Coming towards me is a gang of people, they are not army, they are not seasoned hikers.  They have the appearance we all had once, wear what you got and borrow what you haven’t.  Young people with ideas of being adult.  They trudge past with varying degrees of enthusiasm.  I know where they are going, but I hope to be wrong.

“Where are you going?” I ask every fourth or fifth person.  It is not me being obtuse or forgetful, it is because so far none of them know.  I do, but not going to give them any clues.

Sure enough my quiet wildcamp spot is overwhelmed with noise and bad language.  I am 24 hours too late to enjoy quiet reflection at Nun’s Cross Farm.  Kelly College is opening the farm up as well, another large group of younger children appear.  They are none too impressed with the language their young charges are going to be subjected too.  I am simply too darn tired to move, I pitch camp with the squealing going on around me, feet running past.  I am able to sleep in circumstances others might find difficult, a practised art which serves me well.  Even the dog doesn’t care, into the bivvy, asleep.

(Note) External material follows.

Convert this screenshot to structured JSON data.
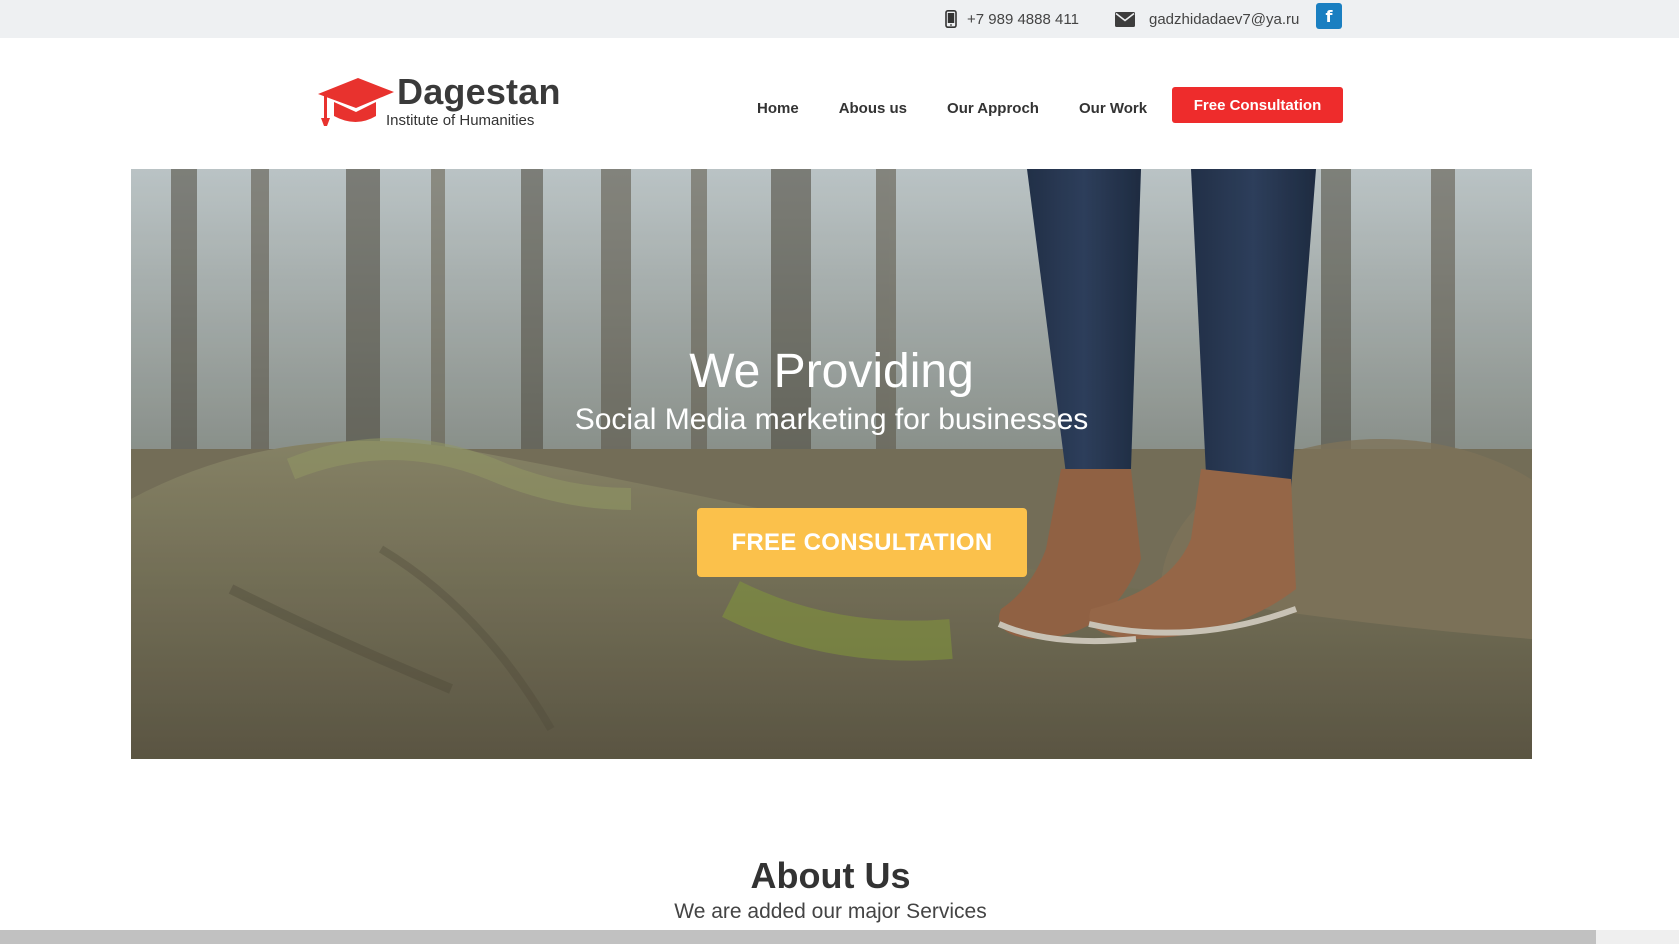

I had been warned this was a popular wildcamp spot.

My feet are treated to a wet wipe each, the sheer decadence of it is delicious.  It felt very nice to be pampering the “plates of meat” while a beef concoction involving rice and a pot noodle for good measure was being prepared in the trangia.

I am a curiosity for the children around me.  One group asking if I killed rabbits to live out on the moor.  There seemed to be a general belief I had not seen civilisation for a long period of time.  Less than 10 hours out from sausage and chips in Princetown it is difficult to know exactly how to react to this sort of news.

One group are troubled youths, their caretakers hoping a trip out into the countryside will somehow remodel them when they return to whatever urban existence awaits them.  Is there any evidence this works, or is it just an exercise in flushing cities of their human waste for a while.  Poor sods haven’t got a chance, it is touch and go with a good start.  Start bad and it is a hell of a slog.

In my bivvybag my MP3 player transports me back in time, Sherlock Holmes is hot on the trail of the giant hound.  There is strong suggestion Nun’s Cross Farm is the original inspiration of Merripit House.  The Fox Tor Mire which can be seen nearby the potential model for The Great Grimpen Mire.  I crank up the volume, if I cannot lose myself in the solitude of the place, I can drown out the present with the past.

And the Cottingley Fairies?

Well the Piskies told me the fifth photograph was studied in 1972 by the curator of the Kodak Museum.  The conclusion, it was a double exposure of cardboard cut-outs.  Both sister’s had taken a picture.  This is probably why one believes it is genuine, unaware it was a double exposure and eventually too old to change her mind.  Clever little people the piskies.